Nowy Testament

Mateusza 27:20-32 Słowo Życia (PSZ)

20. Tymczasem kapłani i starsi przekonali tłum, aby prosił o uwolnienie Barabasza i żądał śmierci dla Jezusa.

21. – Którego z nich mam wam wypuścić? – spytał ponownie gubernator.– Barabasza! – zawołali.

22. – Co mam zatem zrobić z Jezusem Mesjaszem?– Ukrzyżuj go! – zawołali w odpowiedzi.

23. – Ale dlaczego? – dopytywał Piłat. – Jakie przestępstwo popełnił?Oni jednak nie słuchali go i coraz głośniej wołali:– Ukrzyżuj go!!!

24. Piłat, widząc, że nic nie wskóra i że robi się coraz większe zamieszanie, na oczach tłumu umył ręce i rzekł:– Nie jestem winien jego śmierci!
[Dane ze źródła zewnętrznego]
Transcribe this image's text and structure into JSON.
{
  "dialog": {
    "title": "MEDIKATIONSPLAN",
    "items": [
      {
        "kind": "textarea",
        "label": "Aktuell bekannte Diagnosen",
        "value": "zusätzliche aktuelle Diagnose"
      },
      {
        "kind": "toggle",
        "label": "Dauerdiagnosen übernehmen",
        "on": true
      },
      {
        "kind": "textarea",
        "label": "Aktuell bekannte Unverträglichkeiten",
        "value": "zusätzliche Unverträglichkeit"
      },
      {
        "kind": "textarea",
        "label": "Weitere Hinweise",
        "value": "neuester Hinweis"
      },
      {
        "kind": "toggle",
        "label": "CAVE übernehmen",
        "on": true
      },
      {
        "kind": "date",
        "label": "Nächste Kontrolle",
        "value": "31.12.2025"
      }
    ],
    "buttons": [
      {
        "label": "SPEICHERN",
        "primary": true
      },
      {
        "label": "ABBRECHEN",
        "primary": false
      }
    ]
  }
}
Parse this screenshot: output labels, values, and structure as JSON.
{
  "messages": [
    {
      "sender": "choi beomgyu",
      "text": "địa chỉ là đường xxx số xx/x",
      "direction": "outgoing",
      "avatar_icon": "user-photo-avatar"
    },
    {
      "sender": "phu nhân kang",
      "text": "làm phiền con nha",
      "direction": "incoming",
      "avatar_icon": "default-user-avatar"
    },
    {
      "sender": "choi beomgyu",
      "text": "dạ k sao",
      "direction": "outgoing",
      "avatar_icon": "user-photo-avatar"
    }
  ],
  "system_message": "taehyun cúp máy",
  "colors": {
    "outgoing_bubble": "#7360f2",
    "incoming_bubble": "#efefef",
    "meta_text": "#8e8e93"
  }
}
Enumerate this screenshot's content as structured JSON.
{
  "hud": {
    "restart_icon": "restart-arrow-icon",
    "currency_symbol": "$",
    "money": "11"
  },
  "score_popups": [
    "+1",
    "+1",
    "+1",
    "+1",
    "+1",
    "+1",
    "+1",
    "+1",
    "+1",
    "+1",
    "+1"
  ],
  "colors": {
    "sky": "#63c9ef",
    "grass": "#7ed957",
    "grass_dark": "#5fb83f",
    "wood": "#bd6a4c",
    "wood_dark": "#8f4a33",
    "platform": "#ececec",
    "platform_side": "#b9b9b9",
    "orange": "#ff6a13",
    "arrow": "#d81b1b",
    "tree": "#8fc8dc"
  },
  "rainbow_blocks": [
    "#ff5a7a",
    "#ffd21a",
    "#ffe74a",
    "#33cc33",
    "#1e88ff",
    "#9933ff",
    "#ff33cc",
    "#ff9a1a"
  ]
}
To wasza odpowiedzialność!

25. – Dobrze! Bierzemy ją na siebie i naszych potomków! – zawołał cały tłum.

26. Wypuścił więc Barabasza, a Jezusa kazał ubiczować i skazał Go na śmierć przez ukrzyżowanie.

27. Żołnierze gubernatora wyprowadzili Go na dziedziniec i zwołali cały oddział.
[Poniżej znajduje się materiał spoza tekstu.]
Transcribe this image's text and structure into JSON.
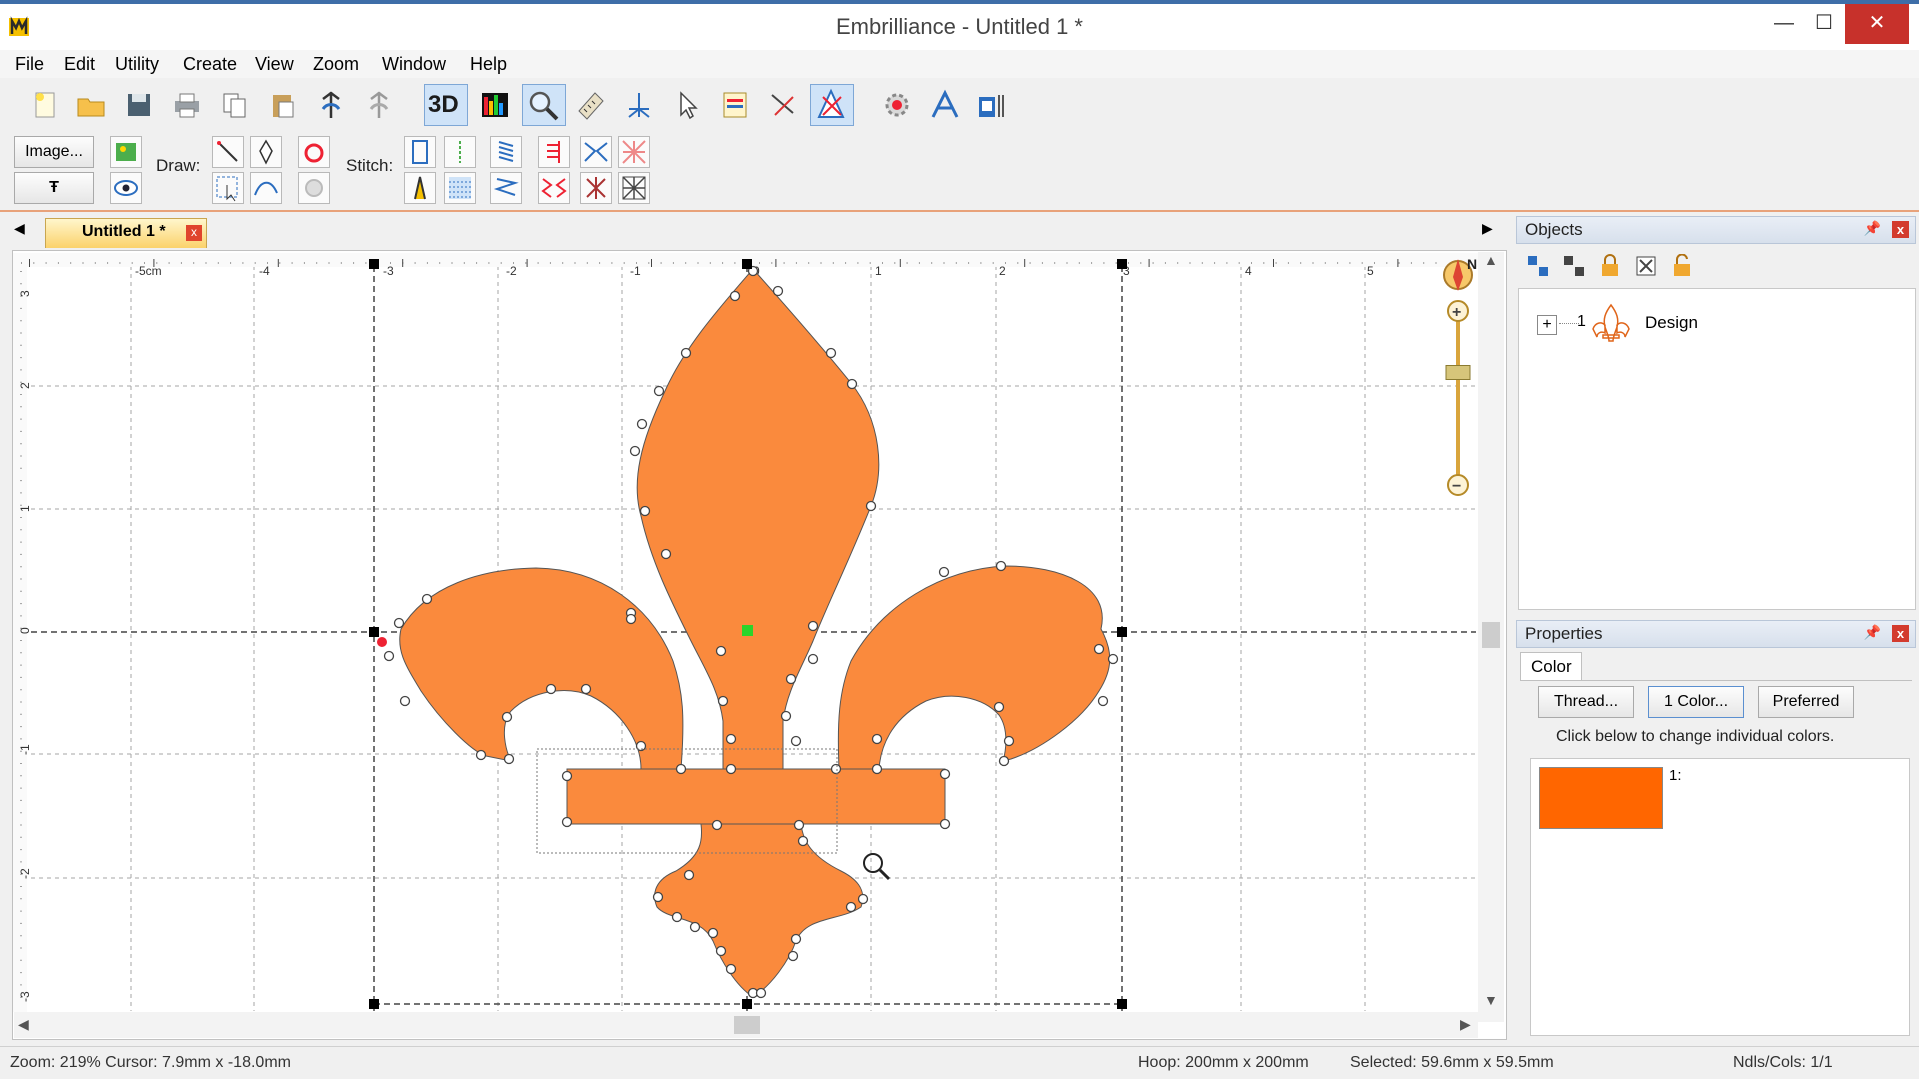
{
  "window": {
    "title": "Embrilliance -  Untitled 1 *",
    "controls": {
      "minimize": "—",
      "maximize": "☐",
      "close": "✕"
    }
  },
  "menu": [
    "File",
    "Edit",
    "Utility",
    "Create",
    "View",
    "Zoom",
    "Window",
    "Help"
  ],
  "toolbar": {
    "threed_label": "3D",
    "image_button": "Image...",
    "draw_label": "Draw:",
    "stitch_label": "Stitch:",
    "text_tool_glyph": "Ŧ"
  },
  "document_tab": {
    "label": "Untitled 1 *",
    "close": "x"
  },
  "ruler": {
    "unit": "cm",
    "x_labels": [
      "-5cm",
      "-4",
      "-3",
      "-2",
      "-1",
      "0",
      "1",
      "2",
      "3",
      "4",
      "5"
    ],
    "y_labels": [
      "-3",
      "-2",
      "-1",
      "0",
      "1",
      "2",
      "3"
    ]
  },
  "zoom_slider": {
    "compass": "N",
    "plus": "+",
    "minus": "−",
    "level": 0.35
  },
  "objects_panel": {
    "title": "Objects",
    "items": [
      {
        "index": "1",
        "label": "Design",
        "expander": "+"
      }
    ]
  },
  "properties_panel": {
    "title": "Properties",
    "tab": "Color",
    "buttons": {
      "thread": "Thread...",
      "colors": "1 Color...",
      "preferred": "Preferred"
    },
    "hint": "Click below to change individual colors.",
    "colors": [
      {
        "index": "1:",
        "hex": "#ff6600"
      }
    ]
  },
  "design": {
    "fill_color": "#fa8a3d",
    "outline_color": "#555555"
  },
  "status": {
    "zoom_cursor": "Zoom: 219%  Cursor: 7.9mm x -18.0mm",
    "hoop": "Hoop: 200mm x 200mm",
    "selected": "Selected: 59.6mm x 59.5mm",
    "ndls": "Ndls/Cols: 1/1"
  }
}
28. Ubrali Go w szkarłatny płaszcz

29. i włożyli na Jego głowę koronę uplecioną z długich, ostrych cierni, a do prawej ręki dali kij. I klękali przed Nim, naśmiewając się:– Niech żyje Król Żydów!

30. Opluwali Go też, brali Jego kij i bili Go po głowie.

31. Kiedy im się to znudziło, ściągnęli z Niego płaszcz, nałożyli Mu z powrotem Jego własne ubranie i poprowadzili na ukrzyżowanie.

32. Po drodze zatrzymali niejakiego Szymona z Cyreny i zmusili go, aby niósł Jego krzyż.